America and England exchange tourists on a daily basis, with the relationship between the two countries tightly linked.
However in sporting terms, the two nations have struggled to cooperate on the same level.
Football, as we call it in England, has been our most popular sport for a number of years now and millions of people watch the Premier League from all over the world.
Sport in America is also huge, with the likes of hockey, basketball and baseball capturing the imagination of people across the largely populated country.
However, American Football (NFL) is regarded as the top sport in the States, with the Super Bowl attracting millions of viewers worldwide for the season finale, being one of the most watched sporting events in the world.
With all this in mind, why is it that two of the most famous countries in the world are still struggling to share their strongest sports with one another?

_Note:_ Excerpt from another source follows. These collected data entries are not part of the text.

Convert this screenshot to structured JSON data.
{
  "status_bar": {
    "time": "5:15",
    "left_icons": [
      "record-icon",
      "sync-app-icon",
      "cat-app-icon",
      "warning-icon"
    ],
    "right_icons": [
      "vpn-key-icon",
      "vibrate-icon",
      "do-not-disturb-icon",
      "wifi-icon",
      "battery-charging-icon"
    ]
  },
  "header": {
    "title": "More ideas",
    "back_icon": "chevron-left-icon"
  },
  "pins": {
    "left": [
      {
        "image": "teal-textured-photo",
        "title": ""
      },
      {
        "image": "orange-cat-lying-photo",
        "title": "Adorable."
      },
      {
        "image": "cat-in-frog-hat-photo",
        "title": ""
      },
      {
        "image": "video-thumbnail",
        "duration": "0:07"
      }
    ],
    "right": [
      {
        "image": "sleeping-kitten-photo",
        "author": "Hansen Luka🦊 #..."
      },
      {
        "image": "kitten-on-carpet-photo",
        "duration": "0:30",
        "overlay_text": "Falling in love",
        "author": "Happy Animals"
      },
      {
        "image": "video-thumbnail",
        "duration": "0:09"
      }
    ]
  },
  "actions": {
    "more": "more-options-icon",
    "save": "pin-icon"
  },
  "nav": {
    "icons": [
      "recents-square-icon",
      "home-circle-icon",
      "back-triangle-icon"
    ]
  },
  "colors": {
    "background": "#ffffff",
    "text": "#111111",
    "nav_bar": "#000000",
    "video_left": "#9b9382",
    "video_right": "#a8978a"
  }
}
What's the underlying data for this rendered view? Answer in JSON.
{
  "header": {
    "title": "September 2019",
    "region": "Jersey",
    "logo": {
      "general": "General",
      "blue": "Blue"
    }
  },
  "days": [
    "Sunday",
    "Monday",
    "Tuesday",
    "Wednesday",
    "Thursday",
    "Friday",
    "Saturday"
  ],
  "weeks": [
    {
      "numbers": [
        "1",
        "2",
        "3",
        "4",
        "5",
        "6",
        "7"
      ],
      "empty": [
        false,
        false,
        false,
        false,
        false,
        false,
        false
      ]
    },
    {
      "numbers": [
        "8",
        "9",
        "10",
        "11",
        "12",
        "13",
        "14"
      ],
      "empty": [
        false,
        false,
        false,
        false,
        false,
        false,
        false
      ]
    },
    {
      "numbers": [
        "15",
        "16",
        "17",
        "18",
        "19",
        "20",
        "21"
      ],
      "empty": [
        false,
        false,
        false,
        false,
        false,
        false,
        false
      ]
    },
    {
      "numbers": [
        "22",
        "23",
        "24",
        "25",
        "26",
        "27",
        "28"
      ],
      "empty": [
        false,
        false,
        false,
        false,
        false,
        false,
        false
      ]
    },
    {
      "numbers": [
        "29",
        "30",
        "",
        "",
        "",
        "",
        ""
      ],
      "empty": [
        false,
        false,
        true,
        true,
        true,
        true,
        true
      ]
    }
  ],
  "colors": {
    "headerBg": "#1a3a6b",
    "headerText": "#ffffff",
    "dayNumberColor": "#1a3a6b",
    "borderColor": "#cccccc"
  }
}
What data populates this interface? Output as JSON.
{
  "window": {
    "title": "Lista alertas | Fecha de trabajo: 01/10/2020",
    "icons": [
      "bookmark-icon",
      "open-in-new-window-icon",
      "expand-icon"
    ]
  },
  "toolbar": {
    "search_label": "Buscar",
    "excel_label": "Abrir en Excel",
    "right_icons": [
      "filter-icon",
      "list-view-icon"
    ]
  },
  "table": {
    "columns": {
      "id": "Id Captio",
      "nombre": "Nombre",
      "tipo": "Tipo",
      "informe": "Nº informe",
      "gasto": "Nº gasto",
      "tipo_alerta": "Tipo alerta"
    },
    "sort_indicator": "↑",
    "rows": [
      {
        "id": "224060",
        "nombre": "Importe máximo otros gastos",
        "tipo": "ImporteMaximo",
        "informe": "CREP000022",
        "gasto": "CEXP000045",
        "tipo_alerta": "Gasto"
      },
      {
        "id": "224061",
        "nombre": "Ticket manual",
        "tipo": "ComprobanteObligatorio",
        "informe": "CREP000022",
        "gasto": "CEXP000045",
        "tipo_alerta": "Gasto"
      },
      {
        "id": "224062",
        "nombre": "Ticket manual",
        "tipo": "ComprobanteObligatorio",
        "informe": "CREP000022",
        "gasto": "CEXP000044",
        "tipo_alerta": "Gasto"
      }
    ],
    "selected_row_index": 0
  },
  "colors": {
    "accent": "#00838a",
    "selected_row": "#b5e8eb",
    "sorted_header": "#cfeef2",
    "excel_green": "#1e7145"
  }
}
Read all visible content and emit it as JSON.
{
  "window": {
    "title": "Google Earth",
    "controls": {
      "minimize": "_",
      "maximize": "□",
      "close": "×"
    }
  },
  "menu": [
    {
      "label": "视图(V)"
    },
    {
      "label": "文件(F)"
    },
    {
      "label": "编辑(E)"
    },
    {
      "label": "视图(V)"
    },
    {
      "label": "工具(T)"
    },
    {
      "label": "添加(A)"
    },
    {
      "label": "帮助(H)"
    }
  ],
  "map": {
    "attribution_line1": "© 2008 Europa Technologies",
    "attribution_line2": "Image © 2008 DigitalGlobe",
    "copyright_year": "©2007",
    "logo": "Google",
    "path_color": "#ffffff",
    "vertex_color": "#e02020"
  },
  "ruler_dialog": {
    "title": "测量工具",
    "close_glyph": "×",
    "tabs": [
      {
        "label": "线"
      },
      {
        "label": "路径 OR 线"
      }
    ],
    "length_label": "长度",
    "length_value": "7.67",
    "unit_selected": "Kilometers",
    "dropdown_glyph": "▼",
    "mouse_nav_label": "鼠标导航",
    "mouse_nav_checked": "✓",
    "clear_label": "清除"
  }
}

In 2007, David Beckham arrived in the United States after signing a contract with LA Galaxy and it was no secret that the players’ move was also an attempt to raise the profile of ‘soccer’ on the other side of the Atlantic.
Since retiring, the ex-England captain has formulated plans to create his own MLS (Major League Soccer) franchise and further improve the popularity of the sport in the USA.
But for all his efforts, the people of America remain stubborn with their interests and seem unlikely to change preferences as their beloved American football teams arrest their ability to acquire interest in a new sport.
Moving across to the UK, a recent attempt to promote the NFL in our capital city has been a small success in the grand scheme of things.
Sky Sports has played a huge part in generating an initial fan base for the sport, however the staging of competitive games at Wembley has given the sport a chance to attract new interest from the British public.
Unfortunately, football is so strong in this country that it suffocates other sports and allows a small percentage of attention to be shared across the board.
With rugby and cricket also pocketing a section of sporting fans, the breakthrough of a game
played thousands of miles away across the Atlantic is a tough task to say the least.
On a positive note, both sports have definitely made progress opposite countries and the ambition to develop the relationship is ongoing.
Unfortunately, a countries’ strength can also be its weakness and although the inclusion of both sports are a work in progress, there seems to be little room for expansion, as football and NFL continue to dominate in their respective places of birth.